Something which almost brought tears to my eyes is the way Caton describes that historic figure who, because of his conservative label, has been not only ignored, but unjustly attacked and the center of historical hate. Gral. Miguel Miramon, a career military man, a gentleman of unquestionable courage and honor. A man whom, before reaching 30 years of age, was the undefeated general and sore of Gral. Alvaro Obregon of his era. A man who was almost forced to assume the presidency which at first he did not accept. He was a great man who was loved and admired but who was sadly killed by a firing squad at the side of Maximilian.
As I read on I was shocked when the author painted the figure of Benito Juarez in a way that was different and unique to my thought and education. Caton describes a cruel and obsessed man who was looking not only to separate Church and State, but demonstrating uncontrollable hate, he wanted to destroy the Church. A liberal man who wanted to destroy the State's most important principles such as religious freedom, the respect of private property, and then, in such an autocratic way, Benito Juarez took over the presidency and stayed there until his death.
The author affirms the coincidences were much more than the differences between liberals and conservatives. He also describes the monumental effort of President Comonfort—one of three at the time— to conciliate the 2 factions and negotiate a government of unity. However, the stubbornness of both, Benito Juarez and the Catholic Church, sank the country into a war that even today its wounds still are not healed. The blind ambition of both started a religious war that if avoided, our present could be starkly different.

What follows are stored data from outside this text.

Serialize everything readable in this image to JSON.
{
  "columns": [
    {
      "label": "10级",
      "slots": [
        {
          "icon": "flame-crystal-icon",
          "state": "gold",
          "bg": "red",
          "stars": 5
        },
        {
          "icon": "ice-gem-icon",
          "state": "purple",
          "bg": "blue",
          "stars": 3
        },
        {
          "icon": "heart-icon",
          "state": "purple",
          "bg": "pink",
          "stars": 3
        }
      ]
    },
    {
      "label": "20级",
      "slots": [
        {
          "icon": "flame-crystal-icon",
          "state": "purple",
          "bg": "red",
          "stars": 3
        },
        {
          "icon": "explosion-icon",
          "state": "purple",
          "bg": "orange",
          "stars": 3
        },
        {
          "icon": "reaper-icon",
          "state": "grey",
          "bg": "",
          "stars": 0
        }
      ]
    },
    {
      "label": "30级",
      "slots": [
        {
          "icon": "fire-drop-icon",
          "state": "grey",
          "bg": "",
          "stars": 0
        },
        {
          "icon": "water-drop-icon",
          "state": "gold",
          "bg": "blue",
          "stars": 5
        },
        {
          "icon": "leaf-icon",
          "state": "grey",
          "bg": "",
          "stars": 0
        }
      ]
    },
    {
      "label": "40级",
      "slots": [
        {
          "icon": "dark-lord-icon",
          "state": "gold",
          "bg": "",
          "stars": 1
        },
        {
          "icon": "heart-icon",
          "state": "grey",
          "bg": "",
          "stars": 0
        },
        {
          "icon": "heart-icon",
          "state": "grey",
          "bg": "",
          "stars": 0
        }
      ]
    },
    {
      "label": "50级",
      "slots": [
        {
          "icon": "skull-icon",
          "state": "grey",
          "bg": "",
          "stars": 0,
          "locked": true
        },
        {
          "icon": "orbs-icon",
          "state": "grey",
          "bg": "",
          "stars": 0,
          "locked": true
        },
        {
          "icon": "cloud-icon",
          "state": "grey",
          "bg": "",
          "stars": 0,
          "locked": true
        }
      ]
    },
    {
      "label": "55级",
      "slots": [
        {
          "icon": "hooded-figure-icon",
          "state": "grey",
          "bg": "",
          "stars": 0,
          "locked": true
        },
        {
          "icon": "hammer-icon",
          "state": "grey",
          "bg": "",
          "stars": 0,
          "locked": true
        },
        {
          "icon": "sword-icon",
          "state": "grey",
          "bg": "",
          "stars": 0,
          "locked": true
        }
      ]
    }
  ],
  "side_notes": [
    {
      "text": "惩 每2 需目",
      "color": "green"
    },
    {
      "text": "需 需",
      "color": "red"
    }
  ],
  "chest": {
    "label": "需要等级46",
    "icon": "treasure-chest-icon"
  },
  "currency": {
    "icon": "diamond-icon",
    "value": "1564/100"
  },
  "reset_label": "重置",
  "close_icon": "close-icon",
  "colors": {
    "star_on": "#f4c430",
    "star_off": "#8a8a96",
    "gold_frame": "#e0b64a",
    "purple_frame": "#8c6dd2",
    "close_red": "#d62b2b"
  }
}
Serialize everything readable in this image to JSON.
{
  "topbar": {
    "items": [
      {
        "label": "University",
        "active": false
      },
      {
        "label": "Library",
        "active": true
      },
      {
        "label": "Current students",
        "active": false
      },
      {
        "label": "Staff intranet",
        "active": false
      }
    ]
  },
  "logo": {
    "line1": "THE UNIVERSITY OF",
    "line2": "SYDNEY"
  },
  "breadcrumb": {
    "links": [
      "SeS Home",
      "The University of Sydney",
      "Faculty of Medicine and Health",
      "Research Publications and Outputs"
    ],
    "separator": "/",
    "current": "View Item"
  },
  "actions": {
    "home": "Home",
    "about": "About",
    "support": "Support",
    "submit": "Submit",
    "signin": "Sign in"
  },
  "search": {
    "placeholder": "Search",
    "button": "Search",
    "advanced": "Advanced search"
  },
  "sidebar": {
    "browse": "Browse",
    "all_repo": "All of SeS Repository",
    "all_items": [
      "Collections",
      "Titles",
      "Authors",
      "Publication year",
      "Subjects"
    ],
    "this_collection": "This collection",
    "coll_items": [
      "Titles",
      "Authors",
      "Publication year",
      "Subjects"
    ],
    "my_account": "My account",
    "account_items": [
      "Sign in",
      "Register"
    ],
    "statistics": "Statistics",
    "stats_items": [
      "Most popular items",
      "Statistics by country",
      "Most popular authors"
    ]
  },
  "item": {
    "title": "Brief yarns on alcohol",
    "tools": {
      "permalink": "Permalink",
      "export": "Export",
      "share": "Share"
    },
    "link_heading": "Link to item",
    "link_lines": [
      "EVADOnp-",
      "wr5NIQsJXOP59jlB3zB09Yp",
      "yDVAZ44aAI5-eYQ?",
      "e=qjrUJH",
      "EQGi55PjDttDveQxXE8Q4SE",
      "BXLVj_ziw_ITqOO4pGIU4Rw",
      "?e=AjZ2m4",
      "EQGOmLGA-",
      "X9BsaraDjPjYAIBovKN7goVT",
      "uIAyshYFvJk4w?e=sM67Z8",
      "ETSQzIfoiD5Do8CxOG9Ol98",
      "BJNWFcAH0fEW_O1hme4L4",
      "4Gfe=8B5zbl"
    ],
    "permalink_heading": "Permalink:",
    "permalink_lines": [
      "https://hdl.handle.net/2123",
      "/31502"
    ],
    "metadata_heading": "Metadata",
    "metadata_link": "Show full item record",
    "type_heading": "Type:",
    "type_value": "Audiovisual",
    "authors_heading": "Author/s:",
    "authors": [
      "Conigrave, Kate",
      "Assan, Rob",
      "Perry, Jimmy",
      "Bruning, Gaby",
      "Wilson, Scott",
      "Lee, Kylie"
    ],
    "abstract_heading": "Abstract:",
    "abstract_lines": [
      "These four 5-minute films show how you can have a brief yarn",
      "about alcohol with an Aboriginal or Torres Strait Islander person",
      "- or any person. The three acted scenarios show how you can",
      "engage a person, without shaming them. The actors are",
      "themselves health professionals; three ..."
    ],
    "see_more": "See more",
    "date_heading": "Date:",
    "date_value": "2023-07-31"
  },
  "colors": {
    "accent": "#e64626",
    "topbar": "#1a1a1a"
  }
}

At my arrival to the middle of this interesting book, to me the most impressive fact has been the ruling that Miramon published in July 12, 1859. He first accepted that he had no experience to be President. Then he goes on to describe the chaos taking over the country. The most admirable fact is when he goes to the root of the problem. He affirmed his willingness to protect the interests of the Church but then the sentence: "Our country needs order, liberty, and guaranties. I have decided to take that path and, with the law and the canonic statutory, I am going to annihilate that virus which feeds and will keep feeding the war."
That was the emergence of a reform and I would say a real liberal cutting Jefferson's style. The message was clear how the insulting wealth of the Church was the seed of discordance and should be subject to the law. The Church aware of the explosive situation had already accepted to give up something to keep some. This was the great opportunity for agreements.
The same day, Benito Juarez responded proclaiming his reforms deciding to expropriate all of the assets of the church, closing all convents, canceling religious confraternities and declaring the Catholic Church immoral and the worst enemy of the country. What Gral Miramon had proposed to do under the law, Juarez decided on the corner of tyranny. The big chance for Mexico had been sabotage and the real inferno started while Porfirio Diaz smiled.